When he takes the stage as the headliner for the first-ever HallOUween concert at Templeton-Blackburn Alumni Memorial Auditorium, it is evident through the chants of “MGK” that are echoing throughout the venue all night long. Once MGK finally takes the stage, the whole place rings with energy that can only be matched by few artists of the rap genre today. The chaos that erupts later on in his set is far off, but very predictable as his animated fans already are trying to make their way up onto the stage once the beat for “Cleveland,” one of his earlier successes, drops.

On this track MGK explains the significance that the Midwest city has had on him, as he states, “Blood sweat and tears I cried right here. Tatted my city and showed pride right here.”

“Now I go back to Cleveland and feel free,” MGK says reflecting on the time he spent in Los Angeles working on Lace Up. “I don’t know, now I want to go back to Cleveland and just stay there for a while.”

He then takes a break from performing to address the audience with a more solemn tone, ripping on the silver spoon listeners of the music world and reflecting on his time as a high school student. This is a perfect introduction to his song “Edge of Destruction,” in which he preaches that the track is “for the kid who never had a father figure to depend on, spending every school day being sent home.”

“Even being a loser I was loud and obnoxious (in school) and sh*t, so it only fit that someone put a microphone in front of my mouth and just made me sing in front of 200,000 people,” MGK says.

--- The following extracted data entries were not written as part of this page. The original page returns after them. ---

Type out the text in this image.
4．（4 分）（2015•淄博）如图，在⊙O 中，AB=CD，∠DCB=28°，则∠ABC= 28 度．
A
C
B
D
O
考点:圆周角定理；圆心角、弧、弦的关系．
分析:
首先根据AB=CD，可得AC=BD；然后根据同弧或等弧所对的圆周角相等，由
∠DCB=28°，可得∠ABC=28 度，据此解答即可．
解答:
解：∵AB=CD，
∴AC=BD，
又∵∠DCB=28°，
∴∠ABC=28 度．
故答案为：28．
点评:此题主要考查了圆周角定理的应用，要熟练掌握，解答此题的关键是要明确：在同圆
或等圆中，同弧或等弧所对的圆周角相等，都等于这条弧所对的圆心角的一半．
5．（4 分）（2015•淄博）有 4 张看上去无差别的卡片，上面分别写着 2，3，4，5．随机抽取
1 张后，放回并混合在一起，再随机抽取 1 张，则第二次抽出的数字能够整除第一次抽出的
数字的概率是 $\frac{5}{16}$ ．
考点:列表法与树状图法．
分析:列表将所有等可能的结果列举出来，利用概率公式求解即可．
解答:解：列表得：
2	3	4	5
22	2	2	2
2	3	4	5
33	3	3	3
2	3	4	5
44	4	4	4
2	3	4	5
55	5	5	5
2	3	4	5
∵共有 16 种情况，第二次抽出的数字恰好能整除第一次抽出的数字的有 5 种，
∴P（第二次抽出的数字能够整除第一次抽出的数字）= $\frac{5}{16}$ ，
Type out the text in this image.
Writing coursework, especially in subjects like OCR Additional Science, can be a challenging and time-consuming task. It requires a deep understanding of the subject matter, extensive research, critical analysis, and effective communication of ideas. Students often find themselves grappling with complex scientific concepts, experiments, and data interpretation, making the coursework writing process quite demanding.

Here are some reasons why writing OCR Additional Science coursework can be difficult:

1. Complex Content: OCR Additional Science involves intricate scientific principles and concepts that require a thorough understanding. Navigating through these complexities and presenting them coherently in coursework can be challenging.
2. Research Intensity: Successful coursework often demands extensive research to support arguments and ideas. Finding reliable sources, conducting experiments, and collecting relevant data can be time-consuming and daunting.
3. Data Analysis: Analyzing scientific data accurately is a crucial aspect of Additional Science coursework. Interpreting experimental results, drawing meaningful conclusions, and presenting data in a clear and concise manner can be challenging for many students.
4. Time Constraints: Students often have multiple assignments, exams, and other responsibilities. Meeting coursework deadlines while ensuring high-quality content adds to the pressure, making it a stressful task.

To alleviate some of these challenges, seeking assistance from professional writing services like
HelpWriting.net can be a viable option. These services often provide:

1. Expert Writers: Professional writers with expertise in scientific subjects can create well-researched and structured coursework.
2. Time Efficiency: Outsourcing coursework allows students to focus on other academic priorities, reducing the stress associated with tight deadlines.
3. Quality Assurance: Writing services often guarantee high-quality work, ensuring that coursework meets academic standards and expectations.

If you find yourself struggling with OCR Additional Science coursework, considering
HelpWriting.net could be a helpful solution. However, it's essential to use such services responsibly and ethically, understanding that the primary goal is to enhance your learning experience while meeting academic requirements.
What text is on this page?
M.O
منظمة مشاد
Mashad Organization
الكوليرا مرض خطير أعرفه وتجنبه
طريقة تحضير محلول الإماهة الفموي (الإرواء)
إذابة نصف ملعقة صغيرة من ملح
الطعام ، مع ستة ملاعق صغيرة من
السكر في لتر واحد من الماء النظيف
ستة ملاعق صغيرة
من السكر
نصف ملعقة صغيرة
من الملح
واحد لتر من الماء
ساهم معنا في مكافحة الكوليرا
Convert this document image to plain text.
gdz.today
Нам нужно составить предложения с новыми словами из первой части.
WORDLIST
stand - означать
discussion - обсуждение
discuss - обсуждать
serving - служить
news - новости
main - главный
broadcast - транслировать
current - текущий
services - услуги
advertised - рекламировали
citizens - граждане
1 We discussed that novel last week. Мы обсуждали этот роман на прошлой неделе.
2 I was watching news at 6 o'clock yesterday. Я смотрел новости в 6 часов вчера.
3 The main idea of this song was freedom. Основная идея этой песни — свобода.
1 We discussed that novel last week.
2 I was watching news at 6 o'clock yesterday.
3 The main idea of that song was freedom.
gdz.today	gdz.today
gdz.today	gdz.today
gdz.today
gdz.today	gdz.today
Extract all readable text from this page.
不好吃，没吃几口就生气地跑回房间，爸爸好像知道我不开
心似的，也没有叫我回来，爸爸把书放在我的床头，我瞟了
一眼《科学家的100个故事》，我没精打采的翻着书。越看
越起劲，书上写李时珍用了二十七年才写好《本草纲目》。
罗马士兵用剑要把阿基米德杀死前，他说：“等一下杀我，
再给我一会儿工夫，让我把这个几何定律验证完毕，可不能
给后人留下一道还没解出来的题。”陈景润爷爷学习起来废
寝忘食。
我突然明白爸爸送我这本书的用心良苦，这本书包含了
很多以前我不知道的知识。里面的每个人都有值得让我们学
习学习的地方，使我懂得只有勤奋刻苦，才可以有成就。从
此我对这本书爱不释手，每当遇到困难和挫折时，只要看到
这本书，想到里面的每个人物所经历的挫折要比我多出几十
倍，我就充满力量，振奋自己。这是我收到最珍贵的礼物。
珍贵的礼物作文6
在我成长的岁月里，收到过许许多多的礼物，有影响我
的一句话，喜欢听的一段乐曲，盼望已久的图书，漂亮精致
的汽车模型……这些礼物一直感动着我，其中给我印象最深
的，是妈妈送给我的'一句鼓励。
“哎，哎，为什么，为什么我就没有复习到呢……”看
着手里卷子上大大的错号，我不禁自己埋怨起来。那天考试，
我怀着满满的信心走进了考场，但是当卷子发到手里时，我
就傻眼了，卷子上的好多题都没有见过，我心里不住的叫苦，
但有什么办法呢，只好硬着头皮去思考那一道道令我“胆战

After MGK warms up to the audience, things start to get out of control. This has been the staple for his shows once he gained notice as a hip-hop artist. Girls from the audience surround him on stage as he spits a freestyle verse, fans carry him as he crowd surfs to the back of the MemAud and he brings a female fan onto the stage to serenade her for the track “Her Song.”

Still, the rambunctious artist thinks that the hip-hop community doesn’t respect what he has done to the genre in the past year alone. His shows have caused for arrests and early cancellations of his performances, but he thinks that is what makes him unique and should garner more attention from the industry.

“There’s thousands of kids who have “Lace Up” tattooed to their body, have MGK clothes on their f*cking body and it goes underappreciated in the hip-hop critic community,” MGK says. “Hip-hop critics are just the epitome of a sellout man.”

Security guards and audience members alike could feel that something was going to go awry all night long, but after playing hits such as “Warning Shot” off of his recently debuted album, MGK once again lectures the audience. He tells them that the concert is being shut down early, but this was ironically just forewarning of what was to come in the finale of the HallOUween concert.

The boisterous anthem of the Cleveland rapper, “Wild Boy,” is the last song on the bill for the night, as MGK calls up the EST family to the stage to help him depict a rager setting. All night the concert guards in attendance try to hold back adrenaline-filled fans, but there is not stopping them for the final song. Police break up the concert early, threatening to arrest MGK for his on-stage antics.

Rushing outside to try and see what will come of the situation at hand, “Lace Up” devotees again blow past authority figures trying to touch their musical idol. The riot-type atmosphere is taken care of in a short matter of time, and MGK disappears into the night.

“I took the route less traveled and it’s turned out great for me,” MGK says.